村上春樹『村上ラヂオ』(マガジンハウス、二〇〇一年、装丁=葛西薫、画=大橋歩)。梅津の交差点近くに(四条通の西の果てです)BOOKOFFができていたのでのぞいてみた。おどろくような本はなかったが、まずまず。『村上ラヂオ』が発売されたとき、今はなき河原町丸善の玄関すぐのコーナーに山のように積み上げられていたのを覚えている。
パッと見てあっさりしたデザインだと思った。
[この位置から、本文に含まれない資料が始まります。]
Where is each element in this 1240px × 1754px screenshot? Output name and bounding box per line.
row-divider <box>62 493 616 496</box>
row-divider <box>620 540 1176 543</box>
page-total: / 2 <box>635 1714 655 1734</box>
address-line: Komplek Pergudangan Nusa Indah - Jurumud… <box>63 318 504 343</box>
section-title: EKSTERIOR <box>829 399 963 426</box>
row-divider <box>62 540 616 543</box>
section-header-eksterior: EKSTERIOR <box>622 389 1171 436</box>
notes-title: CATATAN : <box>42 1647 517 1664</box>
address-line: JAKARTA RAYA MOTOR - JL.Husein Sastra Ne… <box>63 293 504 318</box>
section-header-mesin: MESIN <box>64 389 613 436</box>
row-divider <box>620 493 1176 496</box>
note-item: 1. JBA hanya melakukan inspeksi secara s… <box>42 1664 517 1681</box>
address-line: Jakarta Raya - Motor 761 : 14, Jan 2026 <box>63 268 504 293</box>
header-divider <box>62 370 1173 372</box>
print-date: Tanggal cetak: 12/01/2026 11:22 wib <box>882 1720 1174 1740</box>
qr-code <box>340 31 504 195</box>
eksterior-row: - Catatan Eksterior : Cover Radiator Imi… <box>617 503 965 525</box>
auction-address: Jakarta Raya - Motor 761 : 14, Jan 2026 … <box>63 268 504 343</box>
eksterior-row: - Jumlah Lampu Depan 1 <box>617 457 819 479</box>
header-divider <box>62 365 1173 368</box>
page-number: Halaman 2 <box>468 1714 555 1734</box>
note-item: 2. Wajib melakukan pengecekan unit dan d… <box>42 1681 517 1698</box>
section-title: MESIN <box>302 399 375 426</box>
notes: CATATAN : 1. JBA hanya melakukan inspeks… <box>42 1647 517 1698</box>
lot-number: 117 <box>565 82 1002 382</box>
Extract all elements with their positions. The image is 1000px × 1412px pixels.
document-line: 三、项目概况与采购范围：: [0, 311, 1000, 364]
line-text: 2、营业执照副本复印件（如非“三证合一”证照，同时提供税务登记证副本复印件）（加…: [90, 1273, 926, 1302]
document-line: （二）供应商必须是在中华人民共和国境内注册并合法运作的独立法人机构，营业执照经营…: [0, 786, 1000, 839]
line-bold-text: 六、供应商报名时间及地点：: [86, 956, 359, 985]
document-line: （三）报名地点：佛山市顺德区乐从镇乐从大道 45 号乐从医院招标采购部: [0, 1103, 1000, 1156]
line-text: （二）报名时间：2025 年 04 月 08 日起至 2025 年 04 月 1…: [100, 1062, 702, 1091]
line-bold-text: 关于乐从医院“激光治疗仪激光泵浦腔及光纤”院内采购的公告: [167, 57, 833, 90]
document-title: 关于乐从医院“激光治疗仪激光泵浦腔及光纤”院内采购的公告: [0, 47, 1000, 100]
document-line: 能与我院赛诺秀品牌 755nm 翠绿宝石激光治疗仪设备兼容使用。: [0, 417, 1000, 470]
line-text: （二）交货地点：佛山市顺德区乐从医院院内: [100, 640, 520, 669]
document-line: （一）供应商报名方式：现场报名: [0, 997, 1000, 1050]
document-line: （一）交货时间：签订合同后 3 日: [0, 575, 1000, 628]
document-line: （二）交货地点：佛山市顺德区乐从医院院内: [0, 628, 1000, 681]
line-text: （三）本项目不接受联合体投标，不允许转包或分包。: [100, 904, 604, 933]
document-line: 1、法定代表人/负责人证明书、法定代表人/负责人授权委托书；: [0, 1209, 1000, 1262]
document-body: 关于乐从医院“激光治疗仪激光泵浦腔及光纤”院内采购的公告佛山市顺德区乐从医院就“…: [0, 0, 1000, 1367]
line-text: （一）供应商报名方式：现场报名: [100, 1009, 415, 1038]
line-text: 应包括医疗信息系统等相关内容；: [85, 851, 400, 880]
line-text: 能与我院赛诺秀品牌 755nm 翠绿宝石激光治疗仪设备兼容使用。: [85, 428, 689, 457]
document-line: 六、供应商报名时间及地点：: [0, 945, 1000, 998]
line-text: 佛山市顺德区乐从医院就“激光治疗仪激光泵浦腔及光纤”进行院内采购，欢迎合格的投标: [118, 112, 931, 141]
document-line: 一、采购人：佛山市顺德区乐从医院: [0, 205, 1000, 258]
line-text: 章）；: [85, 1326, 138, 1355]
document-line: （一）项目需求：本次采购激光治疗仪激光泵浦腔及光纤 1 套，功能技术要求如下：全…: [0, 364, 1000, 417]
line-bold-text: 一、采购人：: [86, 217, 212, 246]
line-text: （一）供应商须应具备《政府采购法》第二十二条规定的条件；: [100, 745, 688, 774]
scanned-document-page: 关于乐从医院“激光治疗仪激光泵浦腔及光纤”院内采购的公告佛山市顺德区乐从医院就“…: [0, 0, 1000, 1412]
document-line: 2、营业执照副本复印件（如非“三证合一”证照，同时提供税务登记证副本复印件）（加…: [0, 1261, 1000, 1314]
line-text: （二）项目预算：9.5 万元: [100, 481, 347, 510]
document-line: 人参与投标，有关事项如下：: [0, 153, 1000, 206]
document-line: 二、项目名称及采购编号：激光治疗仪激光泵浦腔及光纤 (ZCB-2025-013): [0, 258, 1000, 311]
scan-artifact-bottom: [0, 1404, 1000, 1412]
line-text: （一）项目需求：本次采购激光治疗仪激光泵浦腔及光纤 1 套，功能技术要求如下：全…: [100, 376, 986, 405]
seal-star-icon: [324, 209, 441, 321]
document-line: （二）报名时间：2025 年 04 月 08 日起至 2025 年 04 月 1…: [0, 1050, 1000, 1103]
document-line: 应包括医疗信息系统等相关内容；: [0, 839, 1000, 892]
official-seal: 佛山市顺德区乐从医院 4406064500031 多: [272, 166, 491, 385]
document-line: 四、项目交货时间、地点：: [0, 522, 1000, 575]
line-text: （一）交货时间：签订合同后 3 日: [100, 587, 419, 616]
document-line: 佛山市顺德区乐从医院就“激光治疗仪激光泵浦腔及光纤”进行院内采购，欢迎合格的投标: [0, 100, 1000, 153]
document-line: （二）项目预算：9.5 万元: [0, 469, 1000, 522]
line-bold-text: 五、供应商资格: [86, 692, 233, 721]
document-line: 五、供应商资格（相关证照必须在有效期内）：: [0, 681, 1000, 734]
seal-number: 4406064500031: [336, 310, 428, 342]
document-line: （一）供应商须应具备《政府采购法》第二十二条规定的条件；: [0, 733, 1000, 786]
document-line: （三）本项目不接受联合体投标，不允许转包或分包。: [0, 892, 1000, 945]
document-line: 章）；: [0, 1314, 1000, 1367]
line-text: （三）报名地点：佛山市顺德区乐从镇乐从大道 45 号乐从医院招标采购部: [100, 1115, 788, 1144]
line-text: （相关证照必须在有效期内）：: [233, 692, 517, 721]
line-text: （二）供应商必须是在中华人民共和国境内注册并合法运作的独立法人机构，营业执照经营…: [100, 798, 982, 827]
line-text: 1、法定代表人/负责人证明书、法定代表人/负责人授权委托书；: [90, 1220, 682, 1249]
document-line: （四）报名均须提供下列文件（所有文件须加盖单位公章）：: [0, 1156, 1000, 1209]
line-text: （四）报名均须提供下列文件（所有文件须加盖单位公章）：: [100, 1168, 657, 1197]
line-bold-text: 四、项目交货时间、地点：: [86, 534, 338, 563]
ベストセラー確実でも表紙二色刷り。ナチュラルで控え目なたたずまいが意外だった。物足りない感じでもあったが、このテイストがその後のブックデザインのひとつの大きな流れとなったように思う。まあ、そんな山積み本は絶対に買わないけど、七年も経つとまた話はべつ。イラストがいいのだ。
エッセイと小説はどうもまったく質のちがう仕事のようである。ちょっといい小説家だと思ってもエッセイとなると読めないのが通例だ。エッセイストの小説は読む気にもならない。どちらにもコツがあって、そのコツが相反する性質をもっているのかもしれないが、その意味で村上春樹は小説もエッセイもとてもうまいと思う。ただし本当にすごい作家はエッセイとも小説ともつかない作品を書くものだ。